Geologic formation in Canada

The Pika Formation is a stratigraphic unit of Middle Cambrian age that is present on the western edge of the Western Canada Sedimentary Basin in the Canadian Rockies of Alberta and British Columbia. It was named for Pika Peak near Lake Louise in Banff National Park by C.F. Deiss in 1939. It is fossiliferous and preserves several genera of trilobites. Outcrops of the Pika Formation can be seen in Banff and Jasper National Parks.

==Lithology and deposition==
The Pika Formation consists primarily of dark-weathering, thin-bedded calcareous mudstone with thin dolomitized partings. There are minor intervals of shale near the base. The Pika was deposited in shallow marine environments along the western margin of the North American Craton during Middle Cambrian time.

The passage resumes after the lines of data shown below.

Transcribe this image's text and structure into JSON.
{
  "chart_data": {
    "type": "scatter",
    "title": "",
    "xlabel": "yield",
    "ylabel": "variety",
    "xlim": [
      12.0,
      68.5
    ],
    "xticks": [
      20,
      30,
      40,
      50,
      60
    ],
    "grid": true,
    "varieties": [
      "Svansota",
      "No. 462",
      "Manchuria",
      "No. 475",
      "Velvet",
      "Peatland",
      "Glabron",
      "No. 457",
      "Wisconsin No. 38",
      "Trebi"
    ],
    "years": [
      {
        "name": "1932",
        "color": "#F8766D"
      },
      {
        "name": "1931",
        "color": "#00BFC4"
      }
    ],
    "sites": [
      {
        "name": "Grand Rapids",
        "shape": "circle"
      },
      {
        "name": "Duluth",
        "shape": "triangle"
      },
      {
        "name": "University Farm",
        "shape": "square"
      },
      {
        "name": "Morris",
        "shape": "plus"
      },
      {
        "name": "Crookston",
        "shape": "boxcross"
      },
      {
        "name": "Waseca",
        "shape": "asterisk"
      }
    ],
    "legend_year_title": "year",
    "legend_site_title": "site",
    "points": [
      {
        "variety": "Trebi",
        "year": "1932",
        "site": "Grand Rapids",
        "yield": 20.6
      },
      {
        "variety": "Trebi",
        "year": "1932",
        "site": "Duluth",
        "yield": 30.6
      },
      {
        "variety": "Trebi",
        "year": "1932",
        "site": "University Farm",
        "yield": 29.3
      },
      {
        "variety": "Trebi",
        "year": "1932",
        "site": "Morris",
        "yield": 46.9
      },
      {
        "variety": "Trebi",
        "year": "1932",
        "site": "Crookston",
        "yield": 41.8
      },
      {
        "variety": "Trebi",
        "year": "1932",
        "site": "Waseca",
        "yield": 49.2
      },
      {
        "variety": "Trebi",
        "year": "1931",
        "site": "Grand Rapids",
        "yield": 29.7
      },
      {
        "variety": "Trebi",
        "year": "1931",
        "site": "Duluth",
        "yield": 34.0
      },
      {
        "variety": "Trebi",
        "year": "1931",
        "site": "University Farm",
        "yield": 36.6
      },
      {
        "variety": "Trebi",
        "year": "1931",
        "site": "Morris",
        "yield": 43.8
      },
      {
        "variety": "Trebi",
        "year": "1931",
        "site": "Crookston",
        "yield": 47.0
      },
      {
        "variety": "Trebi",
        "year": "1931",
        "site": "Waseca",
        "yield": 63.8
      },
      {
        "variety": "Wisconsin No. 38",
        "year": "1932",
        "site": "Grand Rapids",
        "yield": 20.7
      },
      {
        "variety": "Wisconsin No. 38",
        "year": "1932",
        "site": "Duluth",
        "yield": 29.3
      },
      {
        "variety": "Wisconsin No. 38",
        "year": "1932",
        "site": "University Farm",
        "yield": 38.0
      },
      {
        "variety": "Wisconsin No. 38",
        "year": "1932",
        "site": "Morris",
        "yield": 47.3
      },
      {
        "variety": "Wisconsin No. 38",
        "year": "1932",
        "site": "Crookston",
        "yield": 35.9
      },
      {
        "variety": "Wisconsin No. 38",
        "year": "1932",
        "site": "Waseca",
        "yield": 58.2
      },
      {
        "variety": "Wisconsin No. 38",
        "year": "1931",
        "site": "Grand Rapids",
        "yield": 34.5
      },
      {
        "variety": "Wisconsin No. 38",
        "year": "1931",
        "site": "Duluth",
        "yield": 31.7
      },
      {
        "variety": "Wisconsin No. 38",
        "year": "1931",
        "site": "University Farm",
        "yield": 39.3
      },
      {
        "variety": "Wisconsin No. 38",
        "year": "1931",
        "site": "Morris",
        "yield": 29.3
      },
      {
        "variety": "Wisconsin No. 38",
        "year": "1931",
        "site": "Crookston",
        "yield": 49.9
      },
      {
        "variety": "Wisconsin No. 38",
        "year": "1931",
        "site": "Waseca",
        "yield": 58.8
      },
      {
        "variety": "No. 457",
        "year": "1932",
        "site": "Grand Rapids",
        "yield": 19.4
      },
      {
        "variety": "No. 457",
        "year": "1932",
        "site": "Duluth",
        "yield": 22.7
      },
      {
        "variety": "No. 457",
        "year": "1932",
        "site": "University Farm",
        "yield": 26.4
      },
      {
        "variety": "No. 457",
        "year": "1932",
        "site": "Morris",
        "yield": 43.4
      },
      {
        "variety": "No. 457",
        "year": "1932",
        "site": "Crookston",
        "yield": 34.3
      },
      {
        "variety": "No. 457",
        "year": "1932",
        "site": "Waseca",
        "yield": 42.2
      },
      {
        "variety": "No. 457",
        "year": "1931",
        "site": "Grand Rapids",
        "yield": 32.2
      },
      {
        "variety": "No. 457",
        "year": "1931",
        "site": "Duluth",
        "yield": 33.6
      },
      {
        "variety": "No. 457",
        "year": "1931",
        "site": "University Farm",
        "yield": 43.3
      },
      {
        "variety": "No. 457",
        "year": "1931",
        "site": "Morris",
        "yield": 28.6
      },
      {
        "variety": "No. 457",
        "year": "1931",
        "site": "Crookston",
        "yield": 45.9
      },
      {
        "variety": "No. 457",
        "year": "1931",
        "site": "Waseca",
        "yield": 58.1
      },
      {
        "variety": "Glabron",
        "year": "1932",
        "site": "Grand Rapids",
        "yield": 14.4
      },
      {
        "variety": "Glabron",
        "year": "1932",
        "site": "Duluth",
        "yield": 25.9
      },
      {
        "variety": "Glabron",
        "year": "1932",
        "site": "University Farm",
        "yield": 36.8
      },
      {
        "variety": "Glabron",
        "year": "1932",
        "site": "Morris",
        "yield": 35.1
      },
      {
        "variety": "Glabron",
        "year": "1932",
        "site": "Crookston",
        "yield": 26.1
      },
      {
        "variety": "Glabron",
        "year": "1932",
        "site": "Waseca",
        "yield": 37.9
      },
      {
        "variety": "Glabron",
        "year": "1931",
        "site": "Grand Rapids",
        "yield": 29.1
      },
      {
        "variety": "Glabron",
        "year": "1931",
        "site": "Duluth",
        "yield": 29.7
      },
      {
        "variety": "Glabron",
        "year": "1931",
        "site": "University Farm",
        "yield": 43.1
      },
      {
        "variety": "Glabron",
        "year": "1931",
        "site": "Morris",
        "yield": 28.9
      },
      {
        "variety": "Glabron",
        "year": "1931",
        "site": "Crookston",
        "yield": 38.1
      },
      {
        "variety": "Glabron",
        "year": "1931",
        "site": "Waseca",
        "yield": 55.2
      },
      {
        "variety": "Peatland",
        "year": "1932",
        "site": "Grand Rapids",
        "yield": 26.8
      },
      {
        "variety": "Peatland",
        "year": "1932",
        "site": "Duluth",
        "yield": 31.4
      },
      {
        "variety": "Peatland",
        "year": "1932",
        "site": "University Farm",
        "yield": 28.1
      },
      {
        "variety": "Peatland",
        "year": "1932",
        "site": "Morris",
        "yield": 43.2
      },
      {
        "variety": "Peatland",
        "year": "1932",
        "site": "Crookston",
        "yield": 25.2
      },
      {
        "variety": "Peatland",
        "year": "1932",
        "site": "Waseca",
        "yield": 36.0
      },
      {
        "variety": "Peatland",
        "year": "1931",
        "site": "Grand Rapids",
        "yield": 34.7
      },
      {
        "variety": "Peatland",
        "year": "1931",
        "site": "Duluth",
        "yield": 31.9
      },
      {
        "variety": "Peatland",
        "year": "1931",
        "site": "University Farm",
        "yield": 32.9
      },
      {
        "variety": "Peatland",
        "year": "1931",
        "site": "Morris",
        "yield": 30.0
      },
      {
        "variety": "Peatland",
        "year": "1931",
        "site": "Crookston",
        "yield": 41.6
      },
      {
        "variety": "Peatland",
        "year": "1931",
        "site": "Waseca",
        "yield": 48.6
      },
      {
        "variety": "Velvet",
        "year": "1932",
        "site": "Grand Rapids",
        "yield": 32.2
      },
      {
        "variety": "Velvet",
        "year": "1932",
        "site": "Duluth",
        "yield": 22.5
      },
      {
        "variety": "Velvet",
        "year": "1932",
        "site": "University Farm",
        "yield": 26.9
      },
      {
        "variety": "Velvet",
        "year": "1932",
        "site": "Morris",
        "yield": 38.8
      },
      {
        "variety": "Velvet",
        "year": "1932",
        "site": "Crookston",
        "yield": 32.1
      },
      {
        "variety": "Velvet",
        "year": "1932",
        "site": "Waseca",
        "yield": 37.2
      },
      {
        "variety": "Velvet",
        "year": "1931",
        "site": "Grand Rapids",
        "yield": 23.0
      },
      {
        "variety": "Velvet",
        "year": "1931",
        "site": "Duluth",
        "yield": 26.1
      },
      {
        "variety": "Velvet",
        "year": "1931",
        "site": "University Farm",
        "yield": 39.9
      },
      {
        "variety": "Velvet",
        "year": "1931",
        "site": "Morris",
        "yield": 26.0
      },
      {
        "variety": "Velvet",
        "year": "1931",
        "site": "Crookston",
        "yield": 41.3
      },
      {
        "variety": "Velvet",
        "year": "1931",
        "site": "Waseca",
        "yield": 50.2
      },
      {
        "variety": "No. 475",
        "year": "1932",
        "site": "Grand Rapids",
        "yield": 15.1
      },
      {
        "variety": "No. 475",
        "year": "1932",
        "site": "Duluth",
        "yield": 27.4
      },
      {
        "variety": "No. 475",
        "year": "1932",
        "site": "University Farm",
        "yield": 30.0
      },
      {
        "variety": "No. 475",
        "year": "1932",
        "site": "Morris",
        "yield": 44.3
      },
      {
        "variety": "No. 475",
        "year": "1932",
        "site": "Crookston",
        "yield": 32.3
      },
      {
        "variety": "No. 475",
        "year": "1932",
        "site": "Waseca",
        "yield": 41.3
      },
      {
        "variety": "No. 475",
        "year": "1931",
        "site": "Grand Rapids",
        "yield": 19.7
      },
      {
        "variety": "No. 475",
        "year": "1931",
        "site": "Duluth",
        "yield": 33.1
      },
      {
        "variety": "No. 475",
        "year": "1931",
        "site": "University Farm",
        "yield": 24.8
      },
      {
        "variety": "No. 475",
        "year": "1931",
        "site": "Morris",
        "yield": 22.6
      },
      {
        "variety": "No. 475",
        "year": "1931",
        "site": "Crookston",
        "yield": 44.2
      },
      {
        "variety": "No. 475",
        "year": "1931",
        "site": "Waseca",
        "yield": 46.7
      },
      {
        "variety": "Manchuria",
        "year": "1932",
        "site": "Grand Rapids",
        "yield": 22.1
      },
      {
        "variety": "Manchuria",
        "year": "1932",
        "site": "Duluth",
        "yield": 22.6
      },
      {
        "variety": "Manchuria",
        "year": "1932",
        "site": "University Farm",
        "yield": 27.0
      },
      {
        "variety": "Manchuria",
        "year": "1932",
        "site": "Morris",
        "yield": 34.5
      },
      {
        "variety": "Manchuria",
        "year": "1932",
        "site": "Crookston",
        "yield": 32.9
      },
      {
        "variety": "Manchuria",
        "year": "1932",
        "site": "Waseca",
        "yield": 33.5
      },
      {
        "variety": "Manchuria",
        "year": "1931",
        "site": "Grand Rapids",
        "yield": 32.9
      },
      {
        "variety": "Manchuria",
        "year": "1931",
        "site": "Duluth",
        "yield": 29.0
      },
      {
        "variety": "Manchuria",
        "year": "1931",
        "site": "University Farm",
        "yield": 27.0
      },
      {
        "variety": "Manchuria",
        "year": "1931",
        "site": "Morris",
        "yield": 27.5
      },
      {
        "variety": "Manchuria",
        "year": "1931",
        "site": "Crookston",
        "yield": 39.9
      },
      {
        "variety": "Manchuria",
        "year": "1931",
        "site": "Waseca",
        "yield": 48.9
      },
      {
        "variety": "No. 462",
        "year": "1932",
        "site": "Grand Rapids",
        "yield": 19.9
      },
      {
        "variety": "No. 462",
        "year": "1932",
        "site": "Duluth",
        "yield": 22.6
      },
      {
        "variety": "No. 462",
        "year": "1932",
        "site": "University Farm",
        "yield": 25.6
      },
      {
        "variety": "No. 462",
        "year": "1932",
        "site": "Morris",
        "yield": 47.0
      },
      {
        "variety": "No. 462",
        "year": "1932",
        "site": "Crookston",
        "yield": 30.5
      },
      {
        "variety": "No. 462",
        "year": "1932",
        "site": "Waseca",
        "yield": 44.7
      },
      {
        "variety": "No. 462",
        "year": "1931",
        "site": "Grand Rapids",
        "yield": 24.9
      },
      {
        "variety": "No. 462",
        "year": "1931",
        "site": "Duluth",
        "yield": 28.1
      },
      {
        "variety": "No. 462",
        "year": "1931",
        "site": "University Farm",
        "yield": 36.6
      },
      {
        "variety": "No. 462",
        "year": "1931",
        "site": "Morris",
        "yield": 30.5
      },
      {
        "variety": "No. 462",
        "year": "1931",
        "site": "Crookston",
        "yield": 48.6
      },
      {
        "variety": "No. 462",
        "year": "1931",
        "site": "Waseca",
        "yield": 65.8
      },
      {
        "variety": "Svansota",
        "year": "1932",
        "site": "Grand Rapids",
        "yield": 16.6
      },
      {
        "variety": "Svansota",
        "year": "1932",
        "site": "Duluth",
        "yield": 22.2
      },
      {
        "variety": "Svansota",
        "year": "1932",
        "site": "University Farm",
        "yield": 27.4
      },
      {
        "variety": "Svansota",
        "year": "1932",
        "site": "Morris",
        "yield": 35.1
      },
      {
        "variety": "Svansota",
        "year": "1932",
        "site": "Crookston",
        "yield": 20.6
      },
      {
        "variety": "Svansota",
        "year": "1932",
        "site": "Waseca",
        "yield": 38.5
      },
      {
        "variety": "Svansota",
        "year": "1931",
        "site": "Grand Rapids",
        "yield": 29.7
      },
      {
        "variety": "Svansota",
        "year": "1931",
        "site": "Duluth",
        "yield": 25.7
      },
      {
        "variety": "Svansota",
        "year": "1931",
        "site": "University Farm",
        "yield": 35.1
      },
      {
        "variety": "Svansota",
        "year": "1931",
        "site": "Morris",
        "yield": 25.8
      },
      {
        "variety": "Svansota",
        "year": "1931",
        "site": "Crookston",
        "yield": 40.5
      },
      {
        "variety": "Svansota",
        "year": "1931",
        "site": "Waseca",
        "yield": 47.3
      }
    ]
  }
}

==Distribution and stratigraphic relationships==
The Pika Formation is present in the Rocky Mountains of Alberta and British Columbia, from south of Mount Assiniboine to the Kakwa area in the north. It thickens westward, reaching a maximum thickness of about 361 metres (1,184 feet) near the Chaba River, and thins to zero in the subsurface of the Alberta plains. It is in gradational contact with the underlying Eldon Formation in the south, Titkana Formation in the north, and the Earlie Formation in the east. In the mountains it is overlain by the Arctomys Formation; the contact is abrupt and may be unconformable. In the plains to the east it is unconformably overlain by the Sullivan Formation or, farther east, by the Deadwood Formation.